Ничего ты с меня не возьмешь. Нинка моя дочь, и никому нет дела, как я её воспитываю.
Молиться заставила? Так что! И заставлю. И будет молиться... А то пусть и не молится, мне-
то ровным счетом наплевать... Вот ещё расстраиваться... И чего она, глупая, убежала? Тот-то,
Юрка, свататься пришел. Ничего парень, выходила бы... А она будто одурела, в одном
платьишке да на Крутую Веретию... Ну да всё уляжется, вот выздоровеет...
На крыльце стоял Фиша.
– Где была?
– Да в лавку заходила... Ой, бабы там, будь они неладны, напали. Еле отбилась...
Фиша в комнате, не раздеваясь, плюхнулся на стул. Закурил, но колечек, как обычно, не
пускал. Нервно грыз мундштук папиросы.
Доретта растерянно уставилась на него.
– А что я хотела тебя спросить, Фишенька... Нам ничего не будет?
Фиша поднял на неё свои свинцовые глаза, усмехнулся.
– В чем же ты провинилась? А свобода совести для чего? Ты этого не знаешь? Велика
Федора, да...
Он не закончил поговорки. Сбросил пальто, кинул окурок в печку.
– Накорми-ка. Проголодался очень.
Сел к столу. Доретта суетливо стала накрывать, вынула из печи кастрюлю с супом,
разлила по тарелкам. Аппетит у Фиши оказался добрый, ел быстро, обжигался. Доретта
лениво хлебнула несколько раз и задумалась.
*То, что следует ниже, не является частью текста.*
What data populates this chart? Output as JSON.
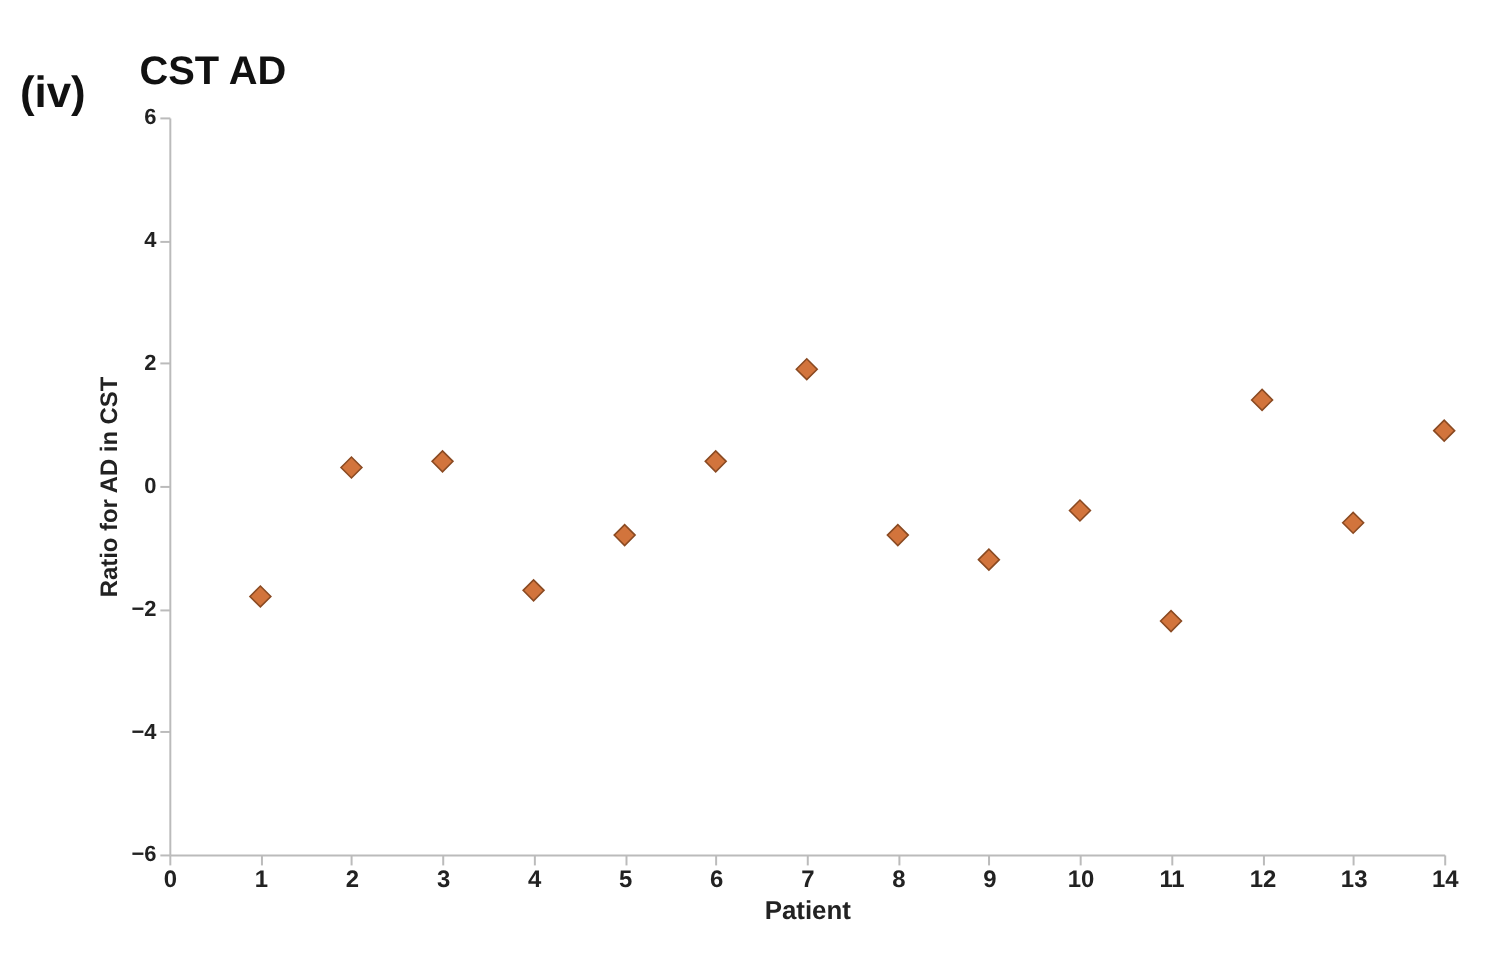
{
  "chart_data": {
    "type": "scatter",
    "title": "CST AD",
    "xlabel": "Patient",
    "ylabel": "Ratio for AD in CST",
    "annotations": [
      "(iv)"
    ],
    "x": [
      1,
      2,
      3,
      4,
      5,
      6,
      7,
      8,
      9,
      10,
      11,
      12,
      13,
      14
    ],
    "series": [
      {
        "color": "#d2743c",
        "values": [
          -1.8,
          0.3,
          0.4,
          -1.7,
          -0.8,
          0.4,
          1.9,
          -0.8,
          -1.2,
          -0.4,
          -2.2,
          1.4,
          -0.6,
          0.9
        ]
      }
    ],
    "xlim": [
      0,
      14
    ],
    "xticks": [
      0,
      1,
      2,
      3,
      4,
      5,
      6,
      7,
      8,
      9,
      10,
      11,
      12,
      13,
      14
    ],
    "ylim": [
      -6,
      6
    ],
    "yticks": [
      -6,
      -4,
      -2,
      0,
      2,
      4,
      6
    ],
    "marker": "diamond",
    "grid": false
  }
}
– Фишенька, а верно ли люди говорят, что ты сам в бога не веруешь? – неожиданно
спросила она.
Фиша поперхнулся. Долго кашлял, вытирая рушником глаза.
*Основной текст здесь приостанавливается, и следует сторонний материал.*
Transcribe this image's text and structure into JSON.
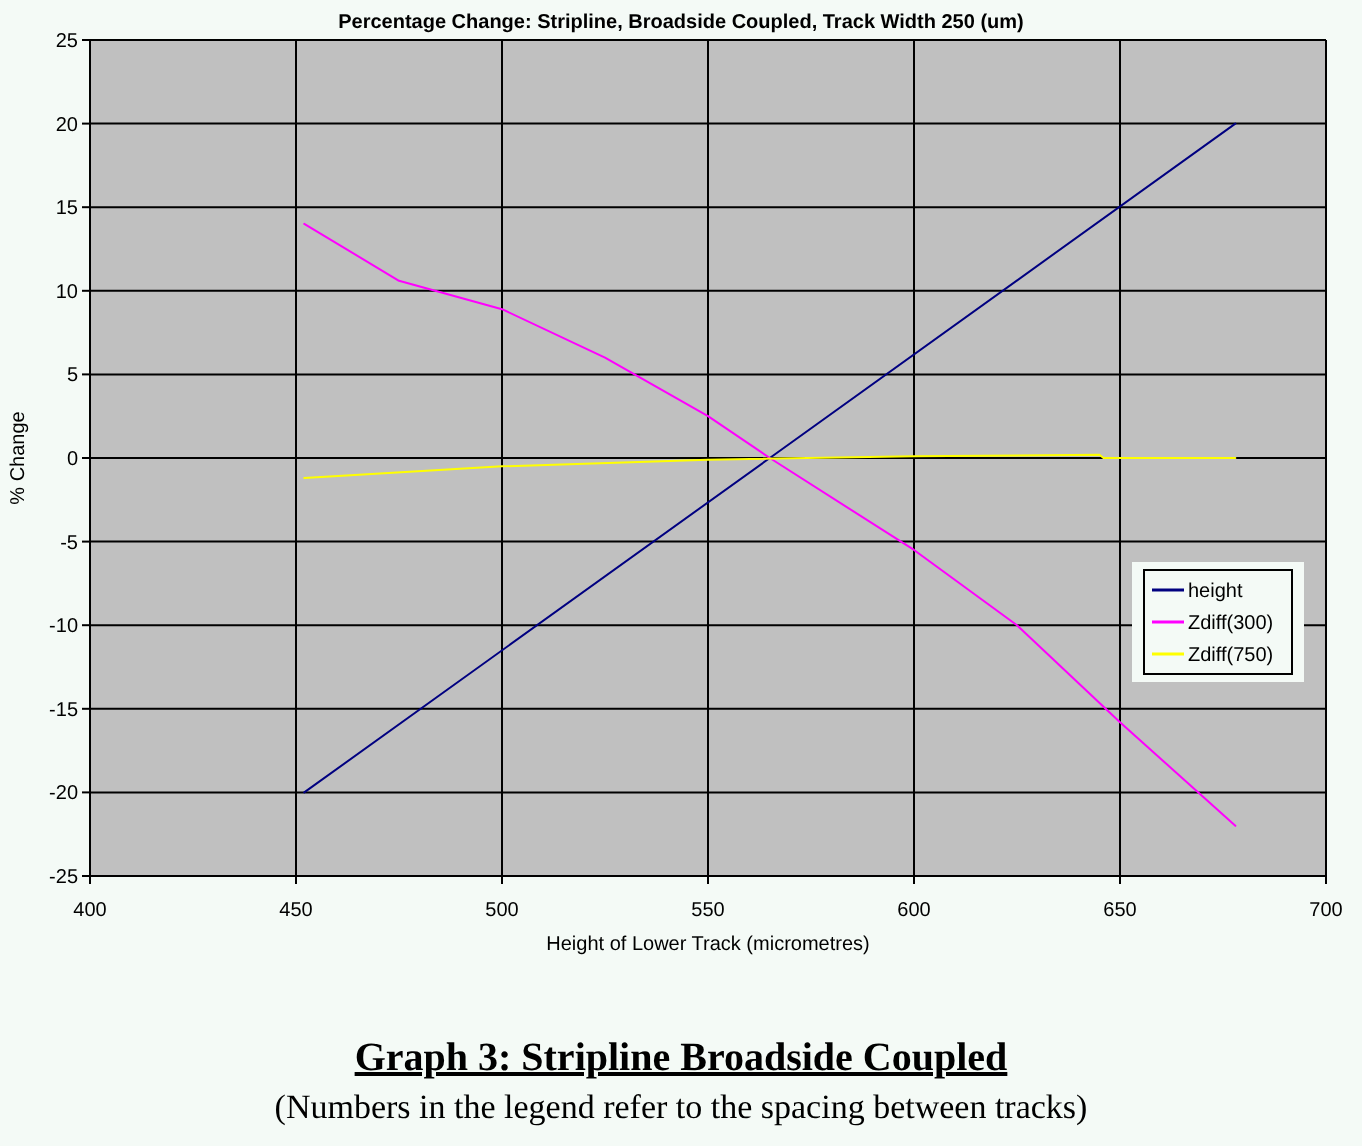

– Ты слушай больше бабьей болтовни! – сердито буркнул он. – Я, Федора Васильевна,
придерживаюсь пословицы: бог-то бог, да и сам будь не плох. Если уж ты хочешь знать, я
тебе скажу: бог для дураков. Понятно? Давай второе...
2
Нина поправлялась. Чтобы не тревожить её нервы, Макора ни слова не говорила с
девушкой о случившемся. Разговор на эту тему начала сама Нина.
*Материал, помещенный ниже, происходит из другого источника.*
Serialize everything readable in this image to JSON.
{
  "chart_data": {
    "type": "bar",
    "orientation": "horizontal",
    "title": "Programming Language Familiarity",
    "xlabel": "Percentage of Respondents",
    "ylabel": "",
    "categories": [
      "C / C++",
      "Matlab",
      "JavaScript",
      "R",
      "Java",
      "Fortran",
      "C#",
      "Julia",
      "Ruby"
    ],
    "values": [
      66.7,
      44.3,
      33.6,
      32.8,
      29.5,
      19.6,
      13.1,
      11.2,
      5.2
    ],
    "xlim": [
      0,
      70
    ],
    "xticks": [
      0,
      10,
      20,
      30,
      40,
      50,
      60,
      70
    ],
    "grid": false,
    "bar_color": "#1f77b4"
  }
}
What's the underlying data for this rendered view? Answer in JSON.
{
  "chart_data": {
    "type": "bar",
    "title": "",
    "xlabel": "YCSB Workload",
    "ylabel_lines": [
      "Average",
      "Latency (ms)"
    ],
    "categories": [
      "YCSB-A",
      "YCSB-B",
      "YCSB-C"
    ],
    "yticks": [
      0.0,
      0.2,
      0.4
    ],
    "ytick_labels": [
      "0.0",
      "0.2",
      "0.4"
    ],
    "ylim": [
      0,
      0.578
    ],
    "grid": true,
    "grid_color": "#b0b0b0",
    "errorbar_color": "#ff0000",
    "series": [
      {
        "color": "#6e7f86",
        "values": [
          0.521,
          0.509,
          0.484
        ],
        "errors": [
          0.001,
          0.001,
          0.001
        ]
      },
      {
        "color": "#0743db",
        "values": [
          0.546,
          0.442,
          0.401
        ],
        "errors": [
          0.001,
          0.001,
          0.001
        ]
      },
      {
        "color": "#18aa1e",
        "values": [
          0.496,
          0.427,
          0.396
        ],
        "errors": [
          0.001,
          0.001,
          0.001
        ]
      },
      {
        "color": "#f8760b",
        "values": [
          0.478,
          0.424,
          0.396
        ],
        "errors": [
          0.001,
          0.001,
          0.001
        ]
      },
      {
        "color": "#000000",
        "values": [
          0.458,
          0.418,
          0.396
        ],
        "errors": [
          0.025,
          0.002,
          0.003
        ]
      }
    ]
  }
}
– Как мне теперь глаза людям показать, Макора Тихоновна? Сама не понимаю, что со
мной происходило. Сначала боялась огорчать маму. Думала, пусть, раз ей хочется, буду кре-
ститься, рука не отвалится. Потом этот мамин Фиша принёс Евангелие. Мама попросила
почитать. Стала читать, сначала странно было – и слог какой-то особый, и священное...
Притчи любопытные, вроде сказок, песни духовные... Читаю, а про себя смеюсь... Ну, а
потом в Ефимову молельню меня затащили... Там Ефим проповеди читает. На первой
проповеди меня хвалил, Христовой невестой называл, всем в пример ставил: «Вот, говорит,
среди вас есть голубица невинная, кроткая. Она своей верой, богопристойным своим
поведением в царство небесное путь устремляет. Следуйте за нею...» Мне тошно, чую, что
всё это фальшиво и нелепо, а вырваться отсюда уже не в силах. Будто в силках запуталась.